I have a deep array of objects like {id, followers}
where followers
repeat the pattern:
{
id: 0, followers: [{
id: 1, followers: [{
id: 11, followers: [{
id: 111, followers: [...]
}]
}]
}, {
id: 2, followers: [{
id: 21, followers: [{
id: 211, followers: [...]
}]
}]
}, {
id: 3, followers: [{
id: 31, followers: [...]
}]
}, ...]
}
I want to walk this tree and create a flattened array of type {id, depth}
I'm using the following recursive function:
function recurse(user, depth = 0, list = []) {
for (const { id } of user.followers) {
list.push({ id, depth });
}
for (const follower of user.followers) {
recurse(
user: follower,
depth: depth + 1,
list
);
}
return list;
}
It goes deeper and deeper into every branch before moving on, which results in something like
[
{ id: 0, depth: 0},
{ id: 1, depth: 1},
{ id: 11, depth: 2},
{ id: 111, depth: 3},
{ id: 1111, depth: 4},
{ id: 11111, depth: 5},
...
{ id: 2, depth: 1},
{ id: 21, depth: 2},
{ id: 211, depth: 3},
...
{ id: 3, depth: 1},
{ id: 31, depth: 2},
{ id: 311, depth: 3},
...
]
But I want this to automatically come out as sorted by depth, like this:
[
{ id: 0, depth: 0},
{ id: 1, depth: 1},
{ id: 2, depth: 1},
{ id: 3, depth: 1},
{ id: 4, depth: 1},
...
{ id: 11, depth: 2},
{ id: 12, depth: 2},
{ id: 13, depth: 2},
...
{ id: 111, depth: 3},
{ id: 211, depth: 3},
...
]
I want to go elements depth-wise, i.e. all elements from depth 0, then all elements from depth 1, and so on.

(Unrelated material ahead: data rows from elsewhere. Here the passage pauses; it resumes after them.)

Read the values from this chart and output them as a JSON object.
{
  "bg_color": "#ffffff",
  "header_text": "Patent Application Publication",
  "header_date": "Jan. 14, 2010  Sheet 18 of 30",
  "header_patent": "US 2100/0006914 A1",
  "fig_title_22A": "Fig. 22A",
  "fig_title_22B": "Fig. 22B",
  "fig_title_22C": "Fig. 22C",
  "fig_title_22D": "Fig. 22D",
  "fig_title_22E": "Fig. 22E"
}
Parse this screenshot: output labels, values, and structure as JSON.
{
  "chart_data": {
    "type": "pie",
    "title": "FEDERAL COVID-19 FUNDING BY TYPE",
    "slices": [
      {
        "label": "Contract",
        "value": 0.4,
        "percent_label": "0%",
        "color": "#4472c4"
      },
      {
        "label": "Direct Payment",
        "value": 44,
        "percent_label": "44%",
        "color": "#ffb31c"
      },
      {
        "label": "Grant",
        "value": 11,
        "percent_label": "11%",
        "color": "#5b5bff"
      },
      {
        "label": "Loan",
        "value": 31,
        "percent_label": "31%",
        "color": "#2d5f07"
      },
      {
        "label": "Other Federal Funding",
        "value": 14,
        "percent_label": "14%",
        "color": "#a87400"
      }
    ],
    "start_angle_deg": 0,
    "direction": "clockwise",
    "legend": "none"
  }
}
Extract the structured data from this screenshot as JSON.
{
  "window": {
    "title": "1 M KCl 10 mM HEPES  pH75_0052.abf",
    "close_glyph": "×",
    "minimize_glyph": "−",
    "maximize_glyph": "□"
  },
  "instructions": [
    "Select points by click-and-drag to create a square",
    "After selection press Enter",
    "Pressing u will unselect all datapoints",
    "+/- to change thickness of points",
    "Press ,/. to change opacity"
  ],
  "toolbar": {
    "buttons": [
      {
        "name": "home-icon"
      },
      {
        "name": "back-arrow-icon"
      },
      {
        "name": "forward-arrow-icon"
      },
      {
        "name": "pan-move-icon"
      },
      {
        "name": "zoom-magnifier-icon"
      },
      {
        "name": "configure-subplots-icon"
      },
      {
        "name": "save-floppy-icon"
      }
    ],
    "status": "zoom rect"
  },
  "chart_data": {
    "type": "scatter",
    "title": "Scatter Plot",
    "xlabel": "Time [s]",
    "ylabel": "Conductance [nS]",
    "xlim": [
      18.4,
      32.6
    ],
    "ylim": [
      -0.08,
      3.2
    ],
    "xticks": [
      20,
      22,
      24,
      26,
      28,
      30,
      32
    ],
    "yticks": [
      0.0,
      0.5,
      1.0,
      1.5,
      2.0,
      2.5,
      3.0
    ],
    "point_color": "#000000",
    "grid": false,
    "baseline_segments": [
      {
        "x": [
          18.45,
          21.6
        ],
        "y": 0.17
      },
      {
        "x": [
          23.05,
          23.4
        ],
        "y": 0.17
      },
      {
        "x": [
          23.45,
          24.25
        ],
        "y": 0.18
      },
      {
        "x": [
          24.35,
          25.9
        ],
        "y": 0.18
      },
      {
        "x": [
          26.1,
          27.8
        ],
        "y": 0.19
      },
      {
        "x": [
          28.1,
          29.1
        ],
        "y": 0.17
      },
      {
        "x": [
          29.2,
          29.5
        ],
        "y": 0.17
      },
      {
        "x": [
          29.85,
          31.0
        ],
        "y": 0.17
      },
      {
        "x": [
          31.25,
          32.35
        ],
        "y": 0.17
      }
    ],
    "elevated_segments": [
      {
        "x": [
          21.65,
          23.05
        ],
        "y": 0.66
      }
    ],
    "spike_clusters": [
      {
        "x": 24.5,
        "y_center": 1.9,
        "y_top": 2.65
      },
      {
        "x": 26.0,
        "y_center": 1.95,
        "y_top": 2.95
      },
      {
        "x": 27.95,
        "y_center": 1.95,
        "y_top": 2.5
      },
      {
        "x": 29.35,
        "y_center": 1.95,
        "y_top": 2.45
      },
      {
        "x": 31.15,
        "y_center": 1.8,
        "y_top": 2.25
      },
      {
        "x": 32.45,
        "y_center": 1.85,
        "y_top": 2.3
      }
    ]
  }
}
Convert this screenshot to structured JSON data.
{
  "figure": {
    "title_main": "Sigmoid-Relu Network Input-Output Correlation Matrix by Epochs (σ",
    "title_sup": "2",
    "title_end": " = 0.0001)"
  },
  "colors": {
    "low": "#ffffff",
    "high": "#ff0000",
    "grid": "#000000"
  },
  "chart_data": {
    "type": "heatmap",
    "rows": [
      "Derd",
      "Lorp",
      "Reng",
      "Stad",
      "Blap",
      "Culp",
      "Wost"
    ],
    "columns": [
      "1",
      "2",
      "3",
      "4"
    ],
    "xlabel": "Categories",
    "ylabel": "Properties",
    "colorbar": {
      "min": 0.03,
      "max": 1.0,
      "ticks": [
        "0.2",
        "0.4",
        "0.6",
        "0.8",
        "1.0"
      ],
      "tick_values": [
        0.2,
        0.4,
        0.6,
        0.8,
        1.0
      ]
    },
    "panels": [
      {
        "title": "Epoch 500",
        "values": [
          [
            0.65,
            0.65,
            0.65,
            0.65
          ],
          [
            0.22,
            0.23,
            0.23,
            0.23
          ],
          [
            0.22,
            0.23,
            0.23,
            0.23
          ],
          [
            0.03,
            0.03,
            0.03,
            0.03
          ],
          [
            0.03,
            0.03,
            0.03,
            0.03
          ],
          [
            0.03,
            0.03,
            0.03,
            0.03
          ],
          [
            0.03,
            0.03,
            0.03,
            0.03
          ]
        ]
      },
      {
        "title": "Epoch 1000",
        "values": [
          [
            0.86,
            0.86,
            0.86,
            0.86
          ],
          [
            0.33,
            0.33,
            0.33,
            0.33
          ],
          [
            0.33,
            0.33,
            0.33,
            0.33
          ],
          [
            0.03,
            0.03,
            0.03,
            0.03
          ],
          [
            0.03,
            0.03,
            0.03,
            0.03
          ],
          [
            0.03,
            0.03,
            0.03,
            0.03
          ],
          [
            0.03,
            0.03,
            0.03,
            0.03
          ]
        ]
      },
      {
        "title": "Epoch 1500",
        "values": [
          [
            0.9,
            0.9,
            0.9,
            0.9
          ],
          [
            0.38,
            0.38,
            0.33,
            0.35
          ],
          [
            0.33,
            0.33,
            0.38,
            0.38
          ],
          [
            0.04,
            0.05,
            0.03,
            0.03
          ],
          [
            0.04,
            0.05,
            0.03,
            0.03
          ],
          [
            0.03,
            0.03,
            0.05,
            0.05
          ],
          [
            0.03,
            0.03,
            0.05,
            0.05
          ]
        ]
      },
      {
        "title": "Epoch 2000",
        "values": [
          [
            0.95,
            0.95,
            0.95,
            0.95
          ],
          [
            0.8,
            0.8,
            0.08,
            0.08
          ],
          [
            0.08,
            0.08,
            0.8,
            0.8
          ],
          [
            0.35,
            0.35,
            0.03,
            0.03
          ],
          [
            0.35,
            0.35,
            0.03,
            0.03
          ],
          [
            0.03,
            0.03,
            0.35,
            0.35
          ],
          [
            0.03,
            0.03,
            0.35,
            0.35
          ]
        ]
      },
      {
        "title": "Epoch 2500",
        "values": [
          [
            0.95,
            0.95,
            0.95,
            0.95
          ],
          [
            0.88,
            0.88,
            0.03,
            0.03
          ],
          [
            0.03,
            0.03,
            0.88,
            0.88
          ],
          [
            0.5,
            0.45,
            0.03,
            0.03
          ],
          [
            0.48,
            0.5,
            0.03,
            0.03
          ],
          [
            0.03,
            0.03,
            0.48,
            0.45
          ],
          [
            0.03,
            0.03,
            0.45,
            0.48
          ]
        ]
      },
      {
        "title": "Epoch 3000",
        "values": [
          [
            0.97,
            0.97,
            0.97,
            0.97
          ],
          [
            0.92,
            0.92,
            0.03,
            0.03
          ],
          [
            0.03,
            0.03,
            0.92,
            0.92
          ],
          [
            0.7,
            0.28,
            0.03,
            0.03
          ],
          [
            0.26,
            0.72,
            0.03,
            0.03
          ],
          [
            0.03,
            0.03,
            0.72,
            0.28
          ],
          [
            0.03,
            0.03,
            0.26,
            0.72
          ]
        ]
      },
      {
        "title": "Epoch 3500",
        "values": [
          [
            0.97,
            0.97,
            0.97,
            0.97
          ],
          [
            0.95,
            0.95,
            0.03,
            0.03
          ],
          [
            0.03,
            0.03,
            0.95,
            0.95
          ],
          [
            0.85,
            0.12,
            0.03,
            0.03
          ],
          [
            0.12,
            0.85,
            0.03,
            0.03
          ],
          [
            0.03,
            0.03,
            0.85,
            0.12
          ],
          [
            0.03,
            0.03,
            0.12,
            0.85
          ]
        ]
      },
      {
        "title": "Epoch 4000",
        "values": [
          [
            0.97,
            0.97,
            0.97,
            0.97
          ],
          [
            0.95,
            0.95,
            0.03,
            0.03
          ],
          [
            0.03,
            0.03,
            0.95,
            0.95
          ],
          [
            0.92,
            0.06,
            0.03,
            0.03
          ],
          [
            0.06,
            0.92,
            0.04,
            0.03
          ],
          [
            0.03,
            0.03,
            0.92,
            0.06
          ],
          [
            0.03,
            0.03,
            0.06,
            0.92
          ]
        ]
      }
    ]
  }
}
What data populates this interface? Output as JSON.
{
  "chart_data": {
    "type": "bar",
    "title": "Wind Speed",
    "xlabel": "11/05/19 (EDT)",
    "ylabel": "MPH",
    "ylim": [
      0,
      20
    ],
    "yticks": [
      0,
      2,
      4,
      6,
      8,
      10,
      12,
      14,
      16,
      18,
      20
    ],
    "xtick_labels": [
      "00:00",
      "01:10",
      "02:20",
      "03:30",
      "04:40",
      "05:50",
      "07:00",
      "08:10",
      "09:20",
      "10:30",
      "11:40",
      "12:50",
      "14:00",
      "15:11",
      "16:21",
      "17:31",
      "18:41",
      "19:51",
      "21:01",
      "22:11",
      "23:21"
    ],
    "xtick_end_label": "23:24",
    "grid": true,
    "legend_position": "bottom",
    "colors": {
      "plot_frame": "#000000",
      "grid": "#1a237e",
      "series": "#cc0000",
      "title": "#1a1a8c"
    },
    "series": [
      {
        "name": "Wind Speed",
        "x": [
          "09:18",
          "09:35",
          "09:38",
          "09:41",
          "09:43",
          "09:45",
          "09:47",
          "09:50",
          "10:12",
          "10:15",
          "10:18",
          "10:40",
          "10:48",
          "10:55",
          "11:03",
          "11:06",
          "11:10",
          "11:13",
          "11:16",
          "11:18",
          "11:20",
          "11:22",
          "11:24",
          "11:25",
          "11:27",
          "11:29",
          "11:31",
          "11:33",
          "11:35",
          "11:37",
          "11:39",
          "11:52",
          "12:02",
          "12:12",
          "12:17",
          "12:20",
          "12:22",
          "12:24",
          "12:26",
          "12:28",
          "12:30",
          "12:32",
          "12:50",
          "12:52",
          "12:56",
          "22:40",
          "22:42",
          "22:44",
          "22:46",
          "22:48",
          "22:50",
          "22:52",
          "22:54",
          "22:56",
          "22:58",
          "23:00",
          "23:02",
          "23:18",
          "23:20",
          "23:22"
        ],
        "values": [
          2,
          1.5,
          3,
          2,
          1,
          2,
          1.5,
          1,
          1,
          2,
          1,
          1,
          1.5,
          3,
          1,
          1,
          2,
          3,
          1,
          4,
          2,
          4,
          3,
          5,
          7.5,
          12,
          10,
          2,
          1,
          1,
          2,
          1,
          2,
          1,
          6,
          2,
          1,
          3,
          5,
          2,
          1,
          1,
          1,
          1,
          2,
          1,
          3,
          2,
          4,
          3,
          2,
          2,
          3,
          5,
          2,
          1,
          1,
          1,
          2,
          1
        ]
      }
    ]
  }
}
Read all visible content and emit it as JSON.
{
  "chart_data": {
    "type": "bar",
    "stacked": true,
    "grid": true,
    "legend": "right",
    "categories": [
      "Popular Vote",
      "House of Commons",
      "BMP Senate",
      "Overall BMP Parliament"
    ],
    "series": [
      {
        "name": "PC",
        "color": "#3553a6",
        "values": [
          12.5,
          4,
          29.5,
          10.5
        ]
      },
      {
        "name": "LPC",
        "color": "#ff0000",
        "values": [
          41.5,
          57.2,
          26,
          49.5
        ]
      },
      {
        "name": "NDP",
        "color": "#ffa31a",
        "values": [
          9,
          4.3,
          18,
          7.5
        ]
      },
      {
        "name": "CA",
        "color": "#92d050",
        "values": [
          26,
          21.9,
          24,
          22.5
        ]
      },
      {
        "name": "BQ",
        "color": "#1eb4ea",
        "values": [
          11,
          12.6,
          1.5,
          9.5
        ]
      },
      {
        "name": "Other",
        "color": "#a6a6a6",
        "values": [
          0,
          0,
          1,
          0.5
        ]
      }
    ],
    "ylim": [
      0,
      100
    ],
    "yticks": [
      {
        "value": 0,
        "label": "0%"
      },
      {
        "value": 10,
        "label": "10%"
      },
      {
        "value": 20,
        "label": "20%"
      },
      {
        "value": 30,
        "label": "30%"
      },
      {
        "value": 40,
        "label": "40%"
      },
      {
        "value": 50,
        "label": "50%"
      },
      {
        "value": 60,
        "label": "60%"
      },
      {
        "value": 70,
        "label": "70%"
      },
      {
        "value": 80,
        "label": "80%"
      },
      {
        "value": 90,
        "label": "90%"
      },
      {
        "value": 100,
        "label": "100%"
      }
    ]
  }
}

My implementation doesn't respect the depth order. It simply follows the branches as deep as they go first, then moves on to the next branch.
I know I can just sort it later, but other problems prevent me from doing that. Mainly I have duplicate items and I want to filter those out. And while filtering, I want to keep the items with lowest depth. My approach doesn't allow that because it doesn't go through all elements of lowest depth first.
How can I traverse this tree depth-wise instead of branch-wise?